Dihadapan para pengikut Datuk
Mancang, Asung Luwan melakukan pertaruhan yang tak bisa ditolak oleh Datuk
Mancang, dengan cerdas ia meminta secara simbolik kepala Sumbang Lawing sebagai
mahar pernikahannya. Tentu saja aksi tersebut mengundang heran dan keterkejutan
baik oleh pengikut Datuk Mancang dan pengikut Asung Luwan sendiri. Bagi
keluarga Asung Luwan tawaran tersebut bukan hanya berbahaya tapi juga terdengar
lancang karena bisa saja justru dianggap sebuah penghinaan bagi sang pangeran,
mereka pun paham bahwa Sumbang Lawing terlalu tangguh dihadapan sang pengeran
muda, dikalangan pengikut Datuk Mancang sendiri terbit pula pertanyaan mengapa
wanita muda tersebut justru menginginkan kepala musuh sebagai mahar perkawinan,
selain diluar kebiasaan adat mereka, bukankah mereka sendiri sudah membawa
banyak perhiasaan untuk sang putri?, Datuk Mancang sendiri nampaknya paham bahwa
permintaan itu bukanlah permintaan yang sederhana sebab nyawanya sendiri
sebagai taruhannya, sadarlah ia bahwa yang dihadapinya bukan hanya seorang
putri mungil berparas cantik tapi juga cerdik. Asung Luwan yang cerdas itu
paham bahwa calon suaminya itu memiliki harga diri yang tinggi, jadi dari awal
permintaan itu tak akan mudah ditolaknya, kali ini Datuk Mancang dibuat
berpikir keras untuk memenangkan hati calon istrinya itu.

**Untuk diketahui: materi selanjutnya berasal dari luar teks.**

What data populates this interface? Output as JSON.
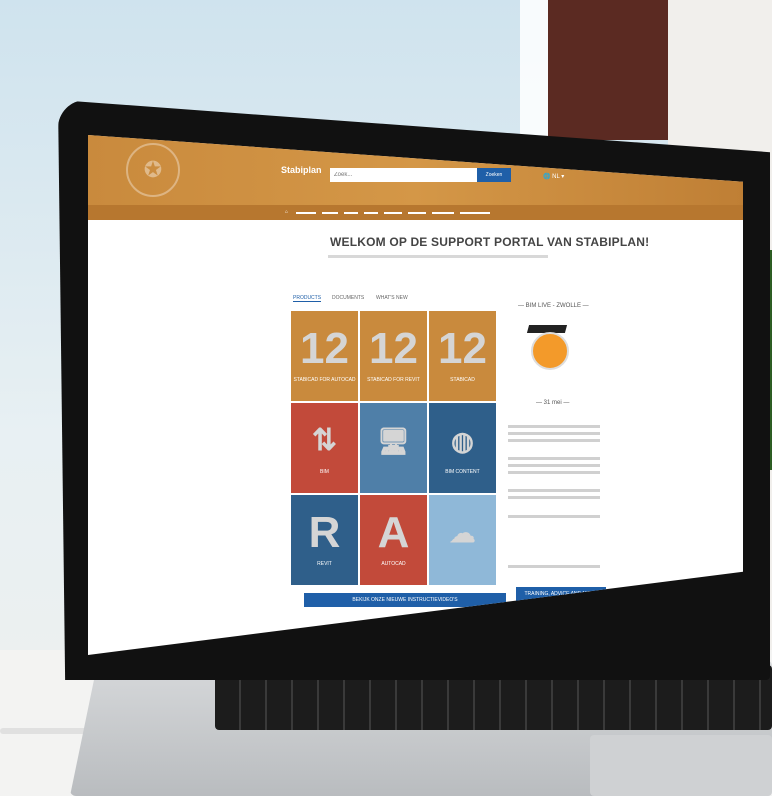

Datuk Mancang dan pengikutnya
kemudian menghadapi Sumbang Lawing, karena keduanya miliki kemampuan bela diri
dan kesaktian yang setara, Datuk Mancang kemudian mempelajari tipikal pribadi
Sumbang Lawing yang juga memiliki harga diri tinggi, maka maka untuk
mengalahkan kesatri Iban itu tak cukup hanya dengan otot semata, maka dilakukanlah
dengan tipu muslihat yang sederhana.
Untuk kesekian kalinya, Datuk
Mancang kembali menantang Sumbang Lawing, bukan dengan adu senjata melainkan
adu kemampuan membelah buah jeruk. Masing-masing pihak dibekali sejumlah buah
jeruk yang digelindingkan dan dilemparkan kepada masing-masing pihak, siapa
yang mampu membelah jeruk yang paling banyk dinyatakan sebagai pemenangnya.

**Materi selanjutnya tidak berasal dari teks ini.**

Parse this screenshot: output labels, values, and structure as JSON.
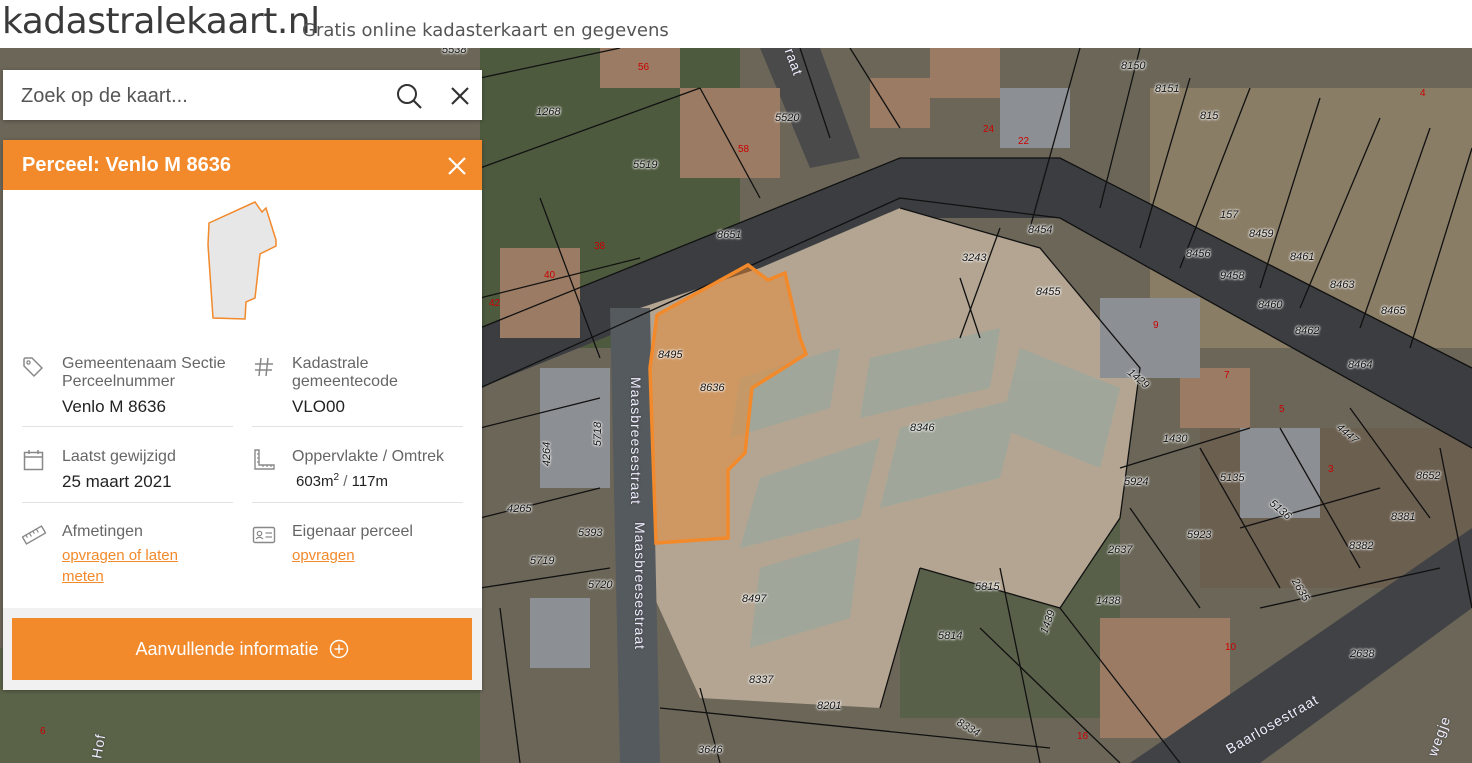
{
  "header": {
    "logo": "kadastralekaart.nl",
    "tagline": "Gratis online kadasterkaart en gegevens"
  },
  "search": {
    "placeholder": "Zoek op de kaart..."
  },
  "panel": {
    "title": "Perceel: Venlo M 8636",
    "fields": {
      "gemeente_label": "Gemeentenaam Sectie Perceelnummer",
      "gemeente_value": "Venlo M 8636",
      "code_label": "Kadastrale gemeentecode",
      "code_value": "VLO00",
      "gewijzigd_label": "Laatst gewijzigd",
      "gewijzigd_value": "25 maart 2021",
      "opp_label": "Oppervlakte / Omtrek",
      "opp_area": "603m",
      "opp_sup": "2",
      "opp_sep": " / ",
      "opp_perimeter": "117m",
      "afmetingen_label": "Afmetingen",
      "afmetingen_link": "opvragen of laten meten",
      "eigenaar_label": "Eigenaar perceel",
      "eigenaar_link": "opvragen"
    },
    "button_label": "Aanvullende informatie"
  },
  "colors": {
    "accent": "#f2892a",
    "parcel_fill": "#e7e7e7",
    "parcel_stroke": "#f2892a"
  },
  "icons": [
    "search-icon",
    "close-icon",
    "tag-icon",
    "hash-icon",
    "calendar-icon",
    "area-icon",
    "ruler-icon",
    "id-card-icon",
    "plus-circle-icon"
  ],
  "map": {
    "parcel_numbers": [
      "5538",
      "1268",
      "5520",
      "5519",
      "8651",
      "8150",
      "8151",
      "815",
      "157",
      "8459",
      "8461",
      "8463",
      "8465",
      "8464",
      "8462",
      "8460",
      "9458",
      "8456",
      "8454",
      "3243",
      "8455",
      "1429",
      "8495",
      "8636",
      "8346",
      "5718",
      "4264",
      "4265",
      "5393",
      "5719",
      "5720",
      "8497",
      "1430",
      "5924",
      "5135",
      "5136",
      "5923",
      "2637",
      "5815",
      "1438",
      "5814",
      "1439",
      "8381",
      "8382",
      "8652",
      "2635",
      "2638",
      "8337",
      "8201",
      "8334",
      "3646",
      "4447"
    ],
    "house_numbers": [
      "56",
      "58",
      "24",
      "22",
      "38",
      "40",
      "42",
      "9",
      "7",
      "5",
      "3",
      "10",
      "16",
      "6",
      "4"
    ],
    "streets": [
      "Maasbreesestraat",
      "Baarlosestraat",
      "Hof",
      "wegje",
      "raat"
    ]
  }
}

Siapapun yang kalah akan meninggalkan kawasan Baratan, keduanya kemudian
melakukan uji ketangkasan, Sumbang Lawing ternyata kalah dalam persaingan
tersebut sehingga meninggalkan kawasan Baratan. Selanjutnya Datuk Mancang
kemudian menikahi Asung Luwan dan memerintah bersama dikawasan Baratan serta
Busang Arau (Kuala Pengian) hingga tahun 1595.
Pengian Kesuma (Putri Sibut),
Pemimpin perempuan pertama di Kesultanan Bulungan.
Sultan Kaharuddin II memiliki
seorang putri bernama Pengian Kesuma yang juga dikenal sebagai Putri Sibut,
pada masa itu pengaruh Belanda sudah mulai tertancap di Bulungan, Pengian
Kesuma menikah dengan seorang bangsawan bernama Si Gaeng yang kelak dikenal
dengan nama Sultan Adzimuddin yang menggantikan posisi Sultan Kaharuddin II
pada tahun 1889. Kepemimpinan Sultan Adzimuddin sendiri tidak begitu lama hanya
10 tahun saja. dimasa Sultan Adzimuddin serangkaian peristiwa penting terjadi
dimasa itu, seperti pergolakan / protes di pedalaman yang berhasil diredam
dengan diplomasi yang santun, hingga pembicaraan wilayah perbatasan kesultanan Bulungan
tentang pembagian wilayah Sabah yang selanjutnya diserahkan kepada Inggris.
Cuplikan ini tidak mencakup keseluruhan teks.